As a result of Covid-19, people are spending more time on their devices, with many of them downloading new apps to pass the time. And boy are the cyber-criminals having a field day with this. Because of the extensive use and integration of mobile devices and applications into many aspects of life, fraudulent apps have become one of today’s most serious cybersecurity concerns.
According to the examples revealed in 2019, that adware fake apps that have received over 8 million downloads on Google Play, fake apps continued to be a top mobile security threat. Fake apps that utilize baiting tactics like phishing to lure users into installing malicious apps are one of the most serious mobile dangers.
FraudWatch International found that the number of malicious apps doubled in the first quarter of 2020 alone.
Fake mobile apps are Android or iOS apps that imitate the look and/or functionality of authentic apps in order to fool users into installing them. The programs conduct a number of dangerous behaviors once they have been downloaded and installed. Some bogus apps are made to aggressively display adverts in order to generate ad income, while others are made to harvest credentials. When you install a third-party app, it requests permission to access your data. Fake apps exploit this to gain access to your personal information, often without your knowledge.

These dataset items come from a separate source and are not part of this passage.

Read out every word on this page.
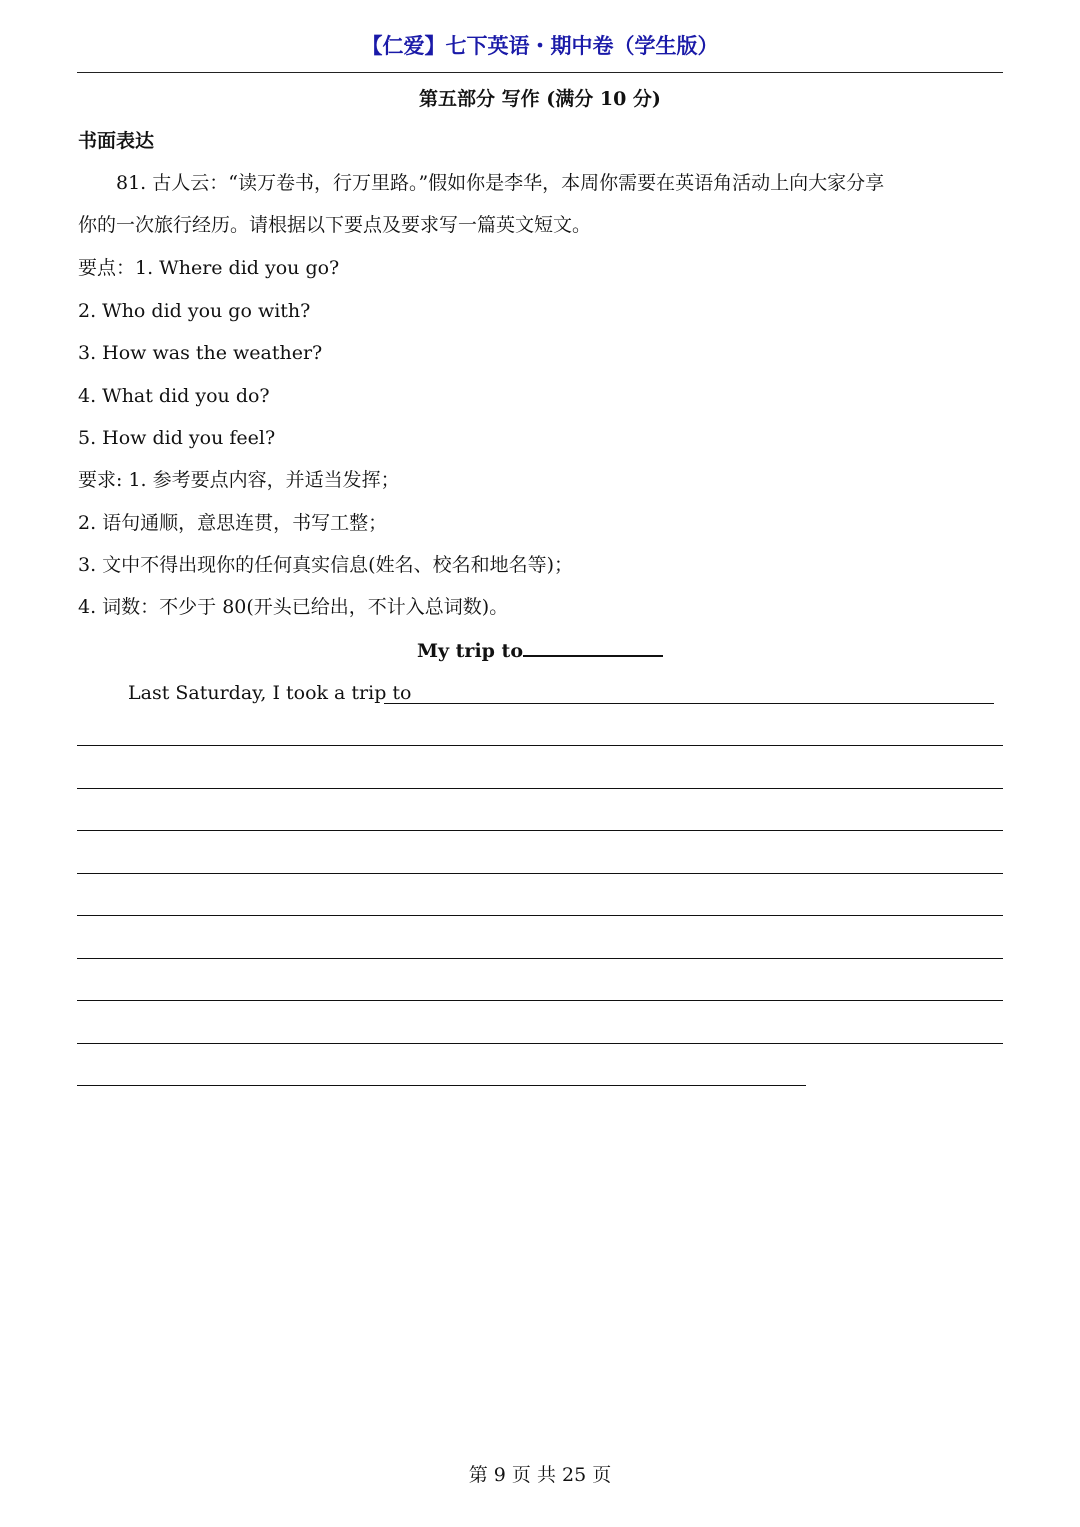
【仁爱】七下英语・期中卷（学生版）
第五部分 写作 (满分 10 分)
书面表达
81. 古人云：“读万卷书，行万里路。”假如你是李华，本周你需要在英语角活动上向大家分享
你的一次旅行经历。请根据以下要点及要求写一篇英文短文。
要点：1. Where did you go?
2. Who did you go with?
3. How was the weather?
4. What did you do?
5. How did you feel?
要求: 1. 参考要点内容，并适当发挥；
2. 语句通顺，意思连贯，书写工整；
3. 文中不得出现你的任何真实信息(姓名、校名和地名等)；
4. 词数：不少于 80(开头已给出，不计入总词数)。
My trip to
Last Saturday, I took a trip to
第 9 页 共 25 页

The average smartphone user had 40 apps installed on their phone in 2020, and 36.5 billion apps were downloaded globally in the third quarter of 2020 alone. Given the increasing advancement of the world of mobile technology, it’s safe to assume cybercriminals will continue to target this market as thousands of new mobile apps and technologies are made every day.
In a mobile-first world, users will look for mobile applications associated with their favorite brands. Giving users easy access to legitimate applications through official app stores reduces the risk of them downloading fake applications. Regularly check the Google Play Store and the App Store. Organizations can monitor the official app stores and report any abuse of their brands to reduce the negative impact of fake apps. Protect Android and iOS applications. Code hardening and runtime applications self-protection (RASP) effectively prevent mobile applications from being cloned and tampered with.
End-users should avoid downloading from third-party app stores and be attentive to apparent signs of fraud (spelling mistakes in the description, a lack of user reviews, sloppy interface design, etc.) when downloading from an official store. But end-users are not the only victims of fake applications. Organizations can suffer substantial financial and reputational damage when their mobile applications are cloned and their brands associated with fraud.
Two such apps were Android phone barcode reader apps that were downloaded over one million times around the world. These dubious apps were able to operate in the background even when the phone isn’t being actively used by its owner. In addition, the apps are able to disguise themselves by making themselves appear to be other (legitimate) apps. The apps in question have since been removed from the Google Play Store.
However, constant vigilance is required, as illustrated by the fact that similar malware had previously been discovered within other apps – including children’s apps – on Google Play Store.